O'Keefe's first illustrations for Lewis Carroll's Alice's Adventures In Wonderland (subtitled 'The GO Alice') were published in Melbourne in 1990 by the Carroll Foundation. In a review of this volume, it was stated "the hardbound volume intrigues the reader from the first glance at the mysterious black and red dustjacket. O'Keefe's illustrations are stark black and white drawings which have some of the foreboding one expects in Edgar Allan Poe. There is a humor here also, and though there is nothing particularly Australian about these drawings, there is much that we have not seen before, and the collector of innovative illustrated editions will certainly want to add this to his shelf." A new edition of 'The GO Alice' with entirely new illustrations was published by Ramble House in 2011.

O'Keefe has a longstanding interest in the art of Australian painters Norma Bull and Vali Myers.

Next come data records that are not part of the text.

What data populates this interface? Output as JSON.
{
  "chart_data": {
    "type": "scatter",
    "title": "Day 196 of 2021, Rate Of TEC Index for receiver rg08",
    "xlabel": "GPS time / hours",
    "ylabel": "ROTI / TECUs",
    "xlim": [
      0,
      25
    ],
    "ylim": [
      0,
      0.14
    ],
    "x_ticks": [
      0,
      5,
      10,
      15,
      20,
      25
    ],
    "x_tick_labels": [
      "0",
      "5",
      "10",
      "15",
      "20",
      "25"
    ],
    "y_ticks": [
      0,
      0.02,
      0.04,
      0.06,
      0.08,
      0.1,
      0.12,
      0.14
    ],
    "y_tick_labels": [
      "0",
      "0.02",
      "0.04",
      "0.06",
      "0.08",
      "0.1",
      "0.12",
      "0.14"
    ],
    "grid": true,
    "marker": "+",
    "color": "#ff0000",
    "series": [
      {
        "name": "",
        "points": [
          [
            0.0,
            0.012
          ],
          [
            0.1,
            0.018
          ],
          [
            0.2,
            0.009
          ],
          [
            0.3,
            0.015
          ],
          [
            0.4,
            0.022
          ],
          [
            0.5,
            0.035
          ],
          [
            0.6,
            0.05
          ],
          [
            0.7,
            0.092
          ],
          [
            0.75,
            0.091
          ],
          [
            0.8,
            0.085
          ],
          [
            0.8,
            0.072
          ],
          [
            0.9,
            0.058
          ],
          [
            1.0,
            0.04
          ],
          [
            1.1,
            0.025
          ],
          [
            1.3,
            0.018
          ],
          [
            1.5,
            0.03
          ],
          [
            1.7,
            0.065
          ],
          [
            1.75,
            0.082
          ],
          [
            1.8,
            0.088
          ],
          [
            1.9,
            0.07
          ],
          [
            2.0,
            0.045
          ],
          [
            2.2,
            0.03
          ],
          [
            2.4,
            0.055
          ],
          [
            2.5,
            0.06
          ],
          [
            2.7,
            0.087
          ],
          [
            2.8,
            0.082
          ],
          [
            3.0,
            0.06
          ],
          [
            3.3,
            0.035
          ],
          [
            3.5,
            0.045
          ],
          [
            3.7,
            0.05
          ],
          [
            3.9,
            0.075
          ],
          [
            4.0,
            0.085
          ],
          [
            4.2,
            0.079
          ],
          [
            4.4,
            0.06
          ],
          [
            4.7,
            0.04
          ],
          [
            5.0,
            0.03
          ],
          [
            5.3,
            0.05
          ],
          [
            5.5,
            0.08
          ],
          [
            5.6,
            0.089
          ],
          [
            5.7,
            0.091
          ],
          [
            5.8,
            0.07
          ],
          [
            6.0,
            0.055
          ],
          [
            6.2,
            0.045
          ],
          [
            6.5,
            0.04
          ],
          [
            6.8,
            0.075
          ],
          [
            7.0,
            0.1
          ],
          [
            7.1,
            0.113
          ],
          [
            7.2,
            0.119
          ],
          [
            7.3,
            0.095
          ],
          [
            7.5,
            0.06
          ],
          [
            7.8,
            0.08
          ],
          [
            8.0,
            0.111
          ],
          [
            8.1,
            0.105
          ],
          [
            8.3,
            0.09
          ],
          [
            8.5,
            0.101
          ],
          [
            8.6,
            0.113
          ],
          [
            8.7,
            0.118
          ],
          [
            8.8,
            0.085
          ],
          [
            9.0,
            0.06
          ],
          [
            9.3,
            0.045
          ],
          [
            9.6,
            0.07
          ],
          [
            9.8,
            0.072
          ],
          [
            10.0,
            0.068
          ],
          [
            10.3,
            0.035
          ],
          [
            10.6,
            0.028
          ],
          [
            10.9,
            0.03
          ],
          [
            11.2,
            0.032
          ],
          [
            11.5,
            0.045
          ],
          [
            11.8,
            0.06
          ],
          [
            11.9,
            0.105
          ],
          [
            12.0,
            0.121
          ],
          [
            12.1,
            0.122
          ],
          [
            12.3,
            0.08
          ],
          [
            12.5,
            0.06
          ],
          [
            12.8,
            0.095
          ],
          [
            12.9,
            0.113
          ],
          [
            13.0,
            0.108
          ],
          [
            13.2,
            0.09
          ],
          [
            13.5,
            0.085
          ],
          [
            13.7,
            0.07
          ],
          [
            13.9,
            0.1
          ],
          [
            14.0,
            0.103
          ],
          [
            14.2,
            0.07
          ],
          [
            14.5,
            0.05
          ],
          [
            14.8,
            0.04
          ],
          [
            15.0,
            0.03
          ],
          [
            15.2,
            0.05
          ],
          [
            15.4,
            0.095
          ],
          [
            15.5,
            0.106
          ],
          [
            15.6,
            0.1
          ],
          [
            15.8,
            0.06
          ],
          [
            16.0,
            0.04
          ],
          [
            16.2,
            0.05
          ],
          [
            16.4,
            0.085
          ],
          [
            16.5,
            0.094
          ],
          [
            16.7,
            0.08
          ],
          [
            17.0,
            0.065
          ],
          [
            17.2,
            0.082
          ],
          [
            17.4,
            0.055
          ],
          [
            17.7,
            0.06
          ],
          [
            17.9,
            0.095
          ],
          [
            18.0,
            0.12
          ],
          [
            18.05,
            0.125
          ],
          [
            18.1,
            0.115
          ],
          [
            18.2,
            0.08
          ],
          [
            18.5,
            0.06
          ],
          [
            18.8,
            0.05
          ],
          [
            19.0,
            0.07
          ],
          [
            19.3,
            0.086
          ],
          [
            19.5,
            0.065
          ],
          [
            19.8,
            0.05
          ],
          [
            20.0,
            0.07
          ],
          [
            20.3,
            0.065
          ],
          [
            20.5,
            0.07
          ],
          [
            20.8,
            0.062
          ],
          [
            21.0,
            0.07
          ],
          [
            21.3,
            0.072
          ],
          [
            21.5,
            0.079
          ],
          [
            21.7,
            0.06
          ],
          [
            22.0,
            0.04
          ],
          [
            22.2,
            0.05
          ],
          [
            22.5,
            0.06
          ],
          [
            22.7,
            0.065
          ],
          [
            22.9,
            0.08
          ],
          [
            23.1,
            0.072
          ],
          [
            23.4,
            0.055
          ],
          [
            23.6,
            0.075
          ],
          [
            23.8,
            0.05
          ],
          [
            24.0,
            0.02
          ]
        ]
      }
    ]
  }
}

He has also written essays on writers and artists, such as "Sita and Salome: A Short Comparative Look at the Art of Aubrey Beardsley and Mervyn Peake" in Peake Studies 2, No 3 (Winter 1991) and "Alice's Odyssey in Oz", Oz Arts 7 (1993).

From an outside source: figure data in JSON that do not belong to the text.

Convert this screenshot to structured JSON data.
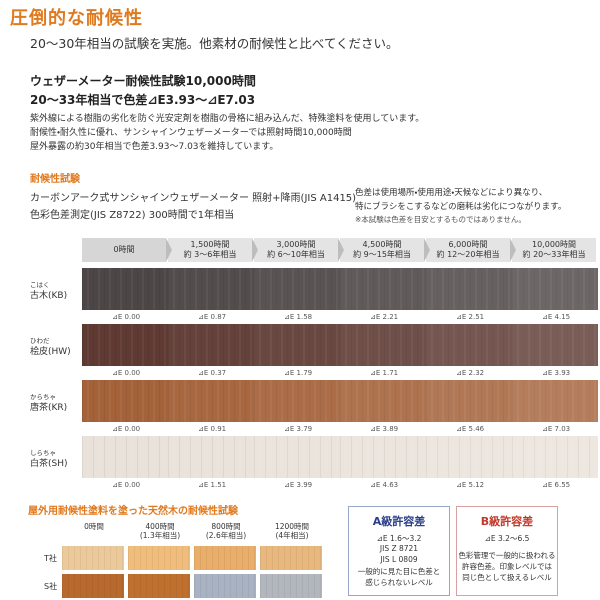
{
  "header": {
    "title": "圧倒的な耐候性",
    "subtitle": "20～30年相当の試験を実施。他素材の耐候性と比べてください。"
  },
  "summary": {
    "headline": [
      "ウェザーメーター耐候性試験10,000時間",
      "20～33年相当で色差⊿E3.93～⊿E7.03"
    ],
    "body": [
      "紫外線による樹脂の劣化を防ぐ光安定剤を樹脂の骨格に組み込んだ、特殊塗料を使用しています。",
      "耐候性・耐久性に優れ、サンシャインウェザーメーターでは照射時間10,000時間",
      "屋外暴露の約30年相当で色差3.93～7.03を維持しています。"
    ]
  },
  "test": {
    "heading": "耐候性試験",
    "method": [
      "カーボンアーク式サンシャインウェザーメーター 照射+降雨(JIS A1415)",
      "色彩色差測定(JIS Z8722) 300時間で1年相当"
    ],
    "notes": [
      "色差は使用場所・使用用途・天候などにより異なり、",
      "特にブラシをこするなどの磨耗は劣化につながります。",
      "※本試験は色差を目安とするものではありません。"
    ],
    "columns": [
      {
        "hours": "0時間"
      },
      {
        "hours": "1,500時間",
        "years": "約 3～6年相当"
      },
      {
        "hours": "3,000時間",
        "years": "約 6～10年相当"
      },
      {
        "hours": "4,500時間",
        "years": "約 9～15年相当"
      },
      {
        "hours": "6,000時間",
        "years": "約 12～20年相当"
      },
      {
        "hours": "10,000時間",
        "years": "約 20～33年相当"
      }
    ],
    "rows": [
      {
        "reading": "こはく",
        "name": "古木(KB)",
        "values": [
          "⊿E 0.00",
          "⊿E 0.87",
          "⊿E 1.58",
          "⊿E 2.21",
          "⊿E 2.51",
          "⊿E 4.15"
        ]
      },
      {
        "reading": "ひわだ",
        "name": "桧皮(HW)",
        "values": [
          "⊿E 0.00",
          "⊿E 0.37",
          "⊿E 1.79",
          "⊿E 1.71",
          "⊿E 2.32",
          "⊿E 3.93"
        ]
      },
      {
        "reading": "からちゃ",
        "name": "唐茶(KR)",
        "values": [
          "⊿E 0.00",
          "⊿E 0.91",
          "⊿E 3.79",
          "⊿E 3.89",
          "⊿E 5.46",
          "⊿E 7.03"
        ]
      },
      {
        "reading": "しらちゃ",
        "name": "白茶(SH)",
        "values": [
          "⊿E 0.00",
          "⊿E 1.51",
          "⊿E 3.99",
          "⊿E 4.63",
          "⊿E 5.12",
          "⊿E 6.55"
        ]
      }
    ]
  },
  "natural_wood": {
    "title": "屋外用耐候性塗料を塗った天然木の耐候性試験",
    "columns": [
      {
        "hours": "0時間"
      },
      {
        "hours": "400時間",
        "years": "(1.3年相当)"
      },
      {
        "hours": "800時間",
        "years": "(2.6年相当)"
      },
      {
        "hours": "1200時間",
        "years": "(4年相当)"
      }
    ],
    "rows": [
      "T社",
      "S社"
    ]
  },
  "tolerance": [
    {
      "title": "A級許容差",
      "lines": [
        "⊿E 1.6～3.2",
        "JIS Z 8721",
        "JIS L 0809",
        "一般的に見た目に色差と",
        "感じられないレベル"
      ]
    },
    {
      "title": "B級許容差",
      "lines": [
        "⊿E 3.2～6.5",
        "色彩管理で一般的に扱われる",
        "許容色差。印象レベルでは",
        "同じ色として扱えるレベル"
      ]
    }
  ]
}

===Twenty-First Century===

O’Keefe has illustrated Philip José Farmer’s The Green Odyssey and Love Song, William Blake's An Island in the Moon (Purple Mouth Press), Aleister Crowley's The Poem and Leanne Frahm's Borderline (MirrorDanse Books). He designed the cover for the Lovecraftian novel Marblehead by Richard A. Lupoff, published by Ramble House, and cover designs for the novels of Harry Stephen Keeler. (O'Keefe is the cover designer at Ramble House and has been prolific in designing their covers since the turn of the century.) He is also one of the publisher's commissioning editors.

Time Line: Selected Illustrations (Ramble House, 2010) collects a range of O'Keefe's illustrations from his first four decades, including designs inspired by the macabre stories of H. P. Lovecraft, Tod Robbins and Edgar Allan Poe, illustrations for science-fiction works by Richard A. Lupoff, Robert Sheckley and Philip José Farmer, drawings for the ‘nonsense’ stories of Lewis Carroll and Edward Lear, drawings inspired by the music of King Crimson, Queen and Brian Eno, cover illustrations for mystery novels by Chelsea Quinn Yarbro, Mark Hansom, Walter S. Masterman, Richard E. Goddard and Arlton Eadie, and a range of fairy and fantasy art.

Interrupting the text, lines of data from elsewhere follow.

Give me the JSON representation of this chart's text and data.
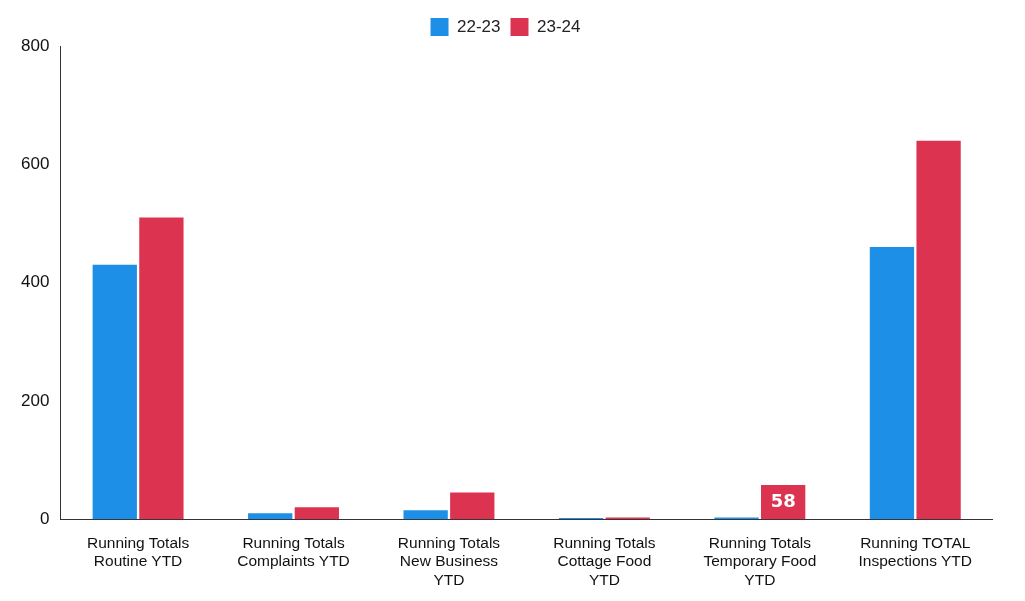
{
  "chart_data": {
    "type": "bar",
    "categories": [
      "Running Totals Routine YTD",
      "Running Totals Complaints YTD",
      "Running Totals New Business YTD",
      "Running Totals Cottage Food YTD",
      "Running Totals Temporary Food YTD",
      "Running TOTAL Inspections YTD"
    ],
    "series": [
      {
        "name": "22-23",
        "color": "#1e8fe6",
        "values": [
          430,
          10,
          15,
          2,
          3,
          460
        ]
      },
      {
        "name": "23-24",
        "color": "#dc3450",
        "values": [
          510,
          20,
          45,
          3,
          58,
          640
        ],
        "value_labels": [
          null,
          null,
          null,
          null,
          "58",
          null
        ]
      }
    ],
    "ylim": [
      0,
      800
    ],
    "yticks": [
      0,
      200,
      400,
      600,
      800
    ],
    "grid": false,
    "legend": "top"
  }
}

A new edition of L. Frank Baum's The Wonderful Wizard of Oz with O'Keefe's black-&-white illustrations was released by Ramble House in 2013; these illustrations follow the symbolism of Theosophy and the Tarot.

O'Keefe's English translation, with numerous black-&-white illustrations, of Lautréamont's Les Chants de Maldoror was published by Ramble House in 2018, entitled The Dirges of Maldoror.

Ramsey Campbell: Masters of the Weird Tale (Centipede Press, 2020) includes four new illustrations by O'Keefe, among a host of other illustrators.

O'Keefe is currently working on a third illustrated edition of Alice's Adventures in Wonderland, this time in 'radioactive' colour.

==Bibliography==
- Lewis Carroll, The Hunting of the Snark (1993)
- William Blake, An Island in the Moon (Newport News, Virginia: Purple Mouth Press, 1998)
- Lewis Carroll, The Alice Books: Alice's Adventures in Wonderland & Through the Looking-Glass (Ramble House, 2011).
- Time Line: Selected Illustrations (Ramble House, 2010).

==Awards==
- 2002 Sixth Annual Imitate Keeler Competition, for the story "Turn Up on Time!"